Erst 2000 sei im Land eine Kriegsdienstverweigerungsbewegung entstanden, aufgrund einer Veröffentlichung in einem großen Nachrichtenmagazin sei in der Gesellschaft eine Kontroverse über diese Frage aufgebrochen, im Februar 2002 habe sich eine koreanische Solidaritätsgruppe für Kriegsdienstverweigerer gegründet, erzählte der Friedensaktivist. „Aber als wir mit dieser Kampagne begannen, hätten wir uns nicht vorstellen können, was sich an Verurteilung und Zorn gegen uns richtete“, so Park. Leute fingen Streit an, es gab heftige Kommentare im Internet, am Telefon beschwerten sich Koreaner über die Aktivisten und beschimpften sie.
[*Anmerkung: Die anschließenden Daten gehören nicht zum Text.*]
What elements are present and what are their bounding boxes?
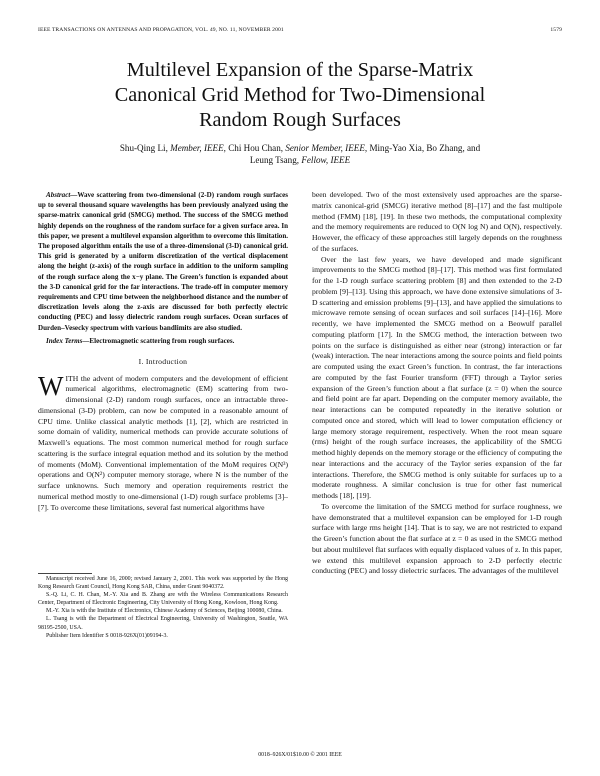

Südkorea ist ein militarisiertes Land, nicht zuletzt bedingt durch die Spannungen seit dem Koreakrieg mit dem Norden, aber auch aufgrund der koreanischen Geschichte mit der japanischen Bewaffnung. „Alle, die die Militarisierung in Korea in Frage stellen, zahlen einen hohen Preis“, so Rudi Friedrich vom Netzwerk Connection, das gemeinsam mit der Evangelischen Arbeitsgemeinschaft für Kriegsdienstverweigerung und Frieden (EAK) und der Ostasienmission diese Veranstaltung organisierte.
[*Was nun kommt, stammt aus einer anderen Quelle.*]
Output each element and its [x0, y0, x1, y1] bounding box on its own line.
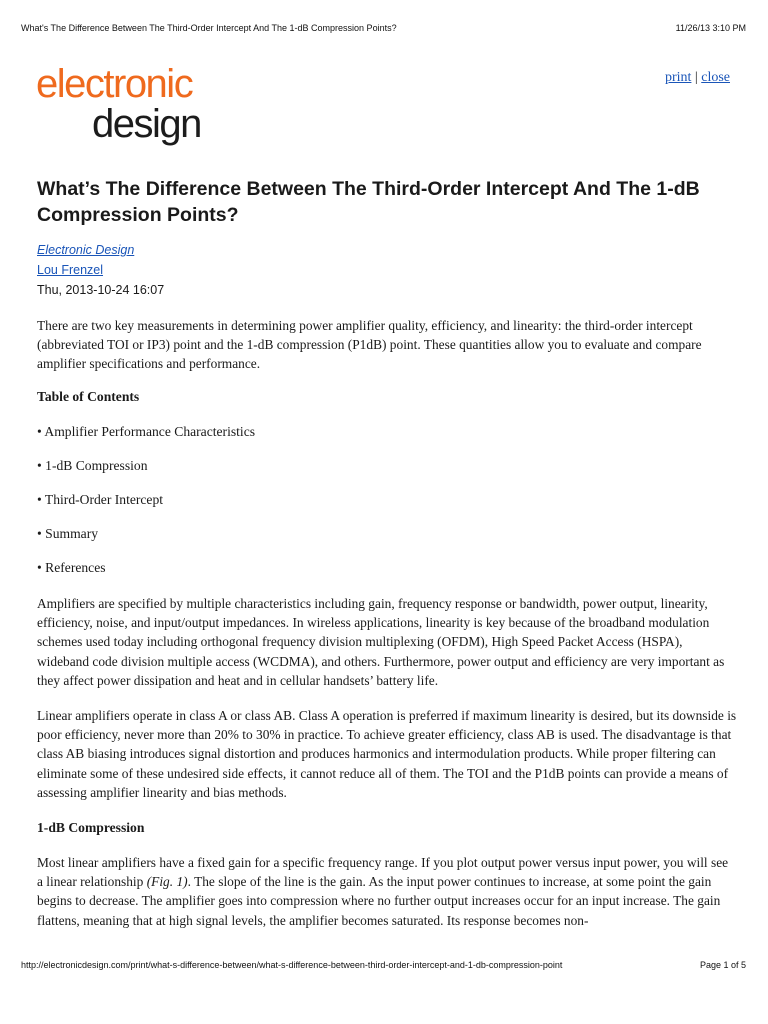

Und auch von den koreanischen Kirchen gibt es keine Hilfe. „Die Kirchen sind die größten Gegner der Kriegsdienstverweigerungsbewegung“, kritisiert Seungho Park. Dennoch konnte die Bewegung erste Erfolge erzielen. Das Strafmaß wurde mittlerweile meist auf 18 Monate reduziert, während früher bis zu drei Jahren Haft drohten. Auch die nationale Menschenrechtskommission gab der Regierung die Empfehlung, einen alternativen Dienst zum Wehrdienst einzuführen. Doch derzeit gibt es dafür keine politische Mehrheit, und auch im Parlament lehnt es die Mehrheit entschieden ab, dieses Thema auf die Tagesordnung zu setzen. Erst kürzlich sei zudem das Militärstrafgesetz verändert worden, wodurch persönliche Angaben von Wehrdienstverweigerern veröffentlicht werden dürfen, mahnte Park.

„Wir hoffen auf weitere Veränderungen in der Gesellschaft. Und mehr internationale Solidarität und Unterstützung kann diese Veränderungen möglich machen“, warb Seungho Park auf dem Kirchentag in Stuttgart.